Granted, some will view my reaction and response as that of a snob. And I don't fully reject that characterization, though I'd argue it's an oversimplication of the message I'm trying to articulate. Others will claim my elitism and arrogance is no better than the behavior of the candidate at issue, and I soundly reject that conclusion. For, I am talking about standards of adult behavior and a well-informed world view that are so clearly lacking in the person who was elected. That's perhaps the most disappointing issue - the harsh reality of the mis-guided endorsement. Truly, four years from now, we can be pretty certain that there won't be unprecedented "winning" for the most disenfranchised. There will not be a large, impenetrable wall along the country's southern border. Mythical jobs and prosperity will not have returned to Rust Belt communities. The threat of terrorism from groups like ISIS will not have vanished. But there will be residual side effects of the campaign's negative tenor. And I simply cannot condone that. For I have deep concern and empathy for people who will be threatened by the policies and actions that may come. I'm sincerely worried about people.
Thus, with that in mind, I have realized that I cannot spend the days and weeks and months to come focused on the news and politics of this turn of events. While I've looked at a few pieces of journalism on social media seeking to "make some sense" out of it or explain "what comes next," I don't have much faith in the ability of any of it to make things better. Nothing will clarify and explain this in any satisfying way - for I'm realizing that a significant segment of society reflects and pursues a set of beliefs and values to which I simply cannot relate.

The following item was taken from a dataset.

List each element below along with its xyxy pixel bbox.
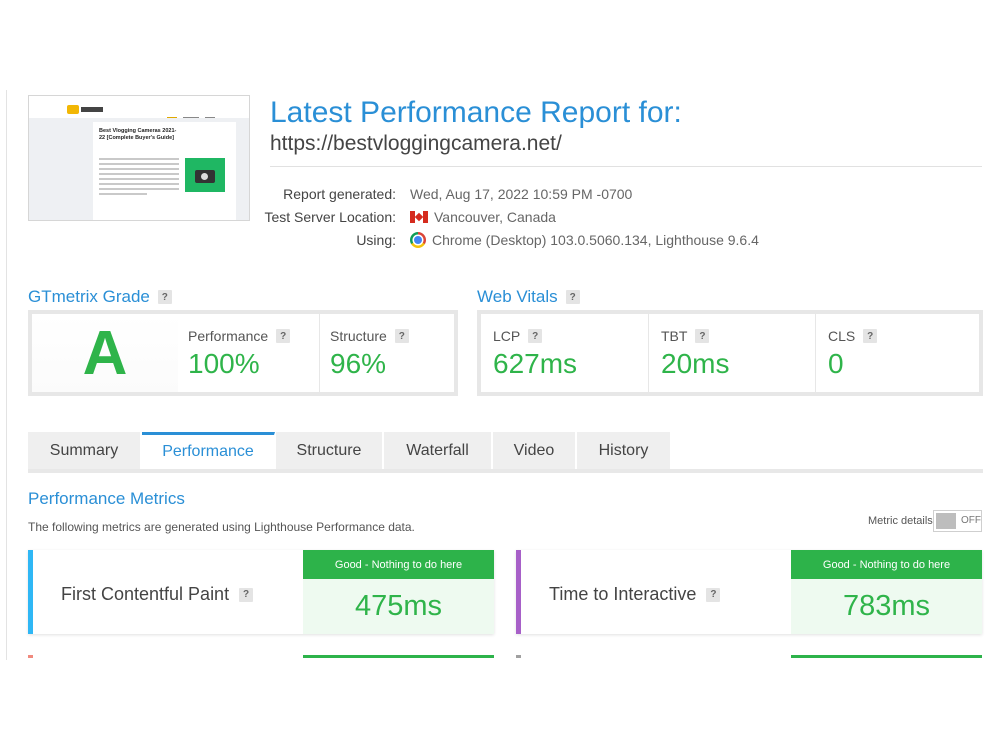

And, reading an endless string of commentary about it will do me no good; in fact, it will consume me to no benefit. So, I will not be focusing on those things, but instead focusing on life. There are middle school plays and dance recitals to attend. There are Speech & Debate tournaments and math competitions to experience and celebrate. There are choir, orchestra, and band concerts to see, and there so many opportunities to create and celebrate the positive culture of where I live.
So, for what it's worth, I want to listen to more jazz and immerse myself in culture. And, that's how I am going forward on November 9, 2016.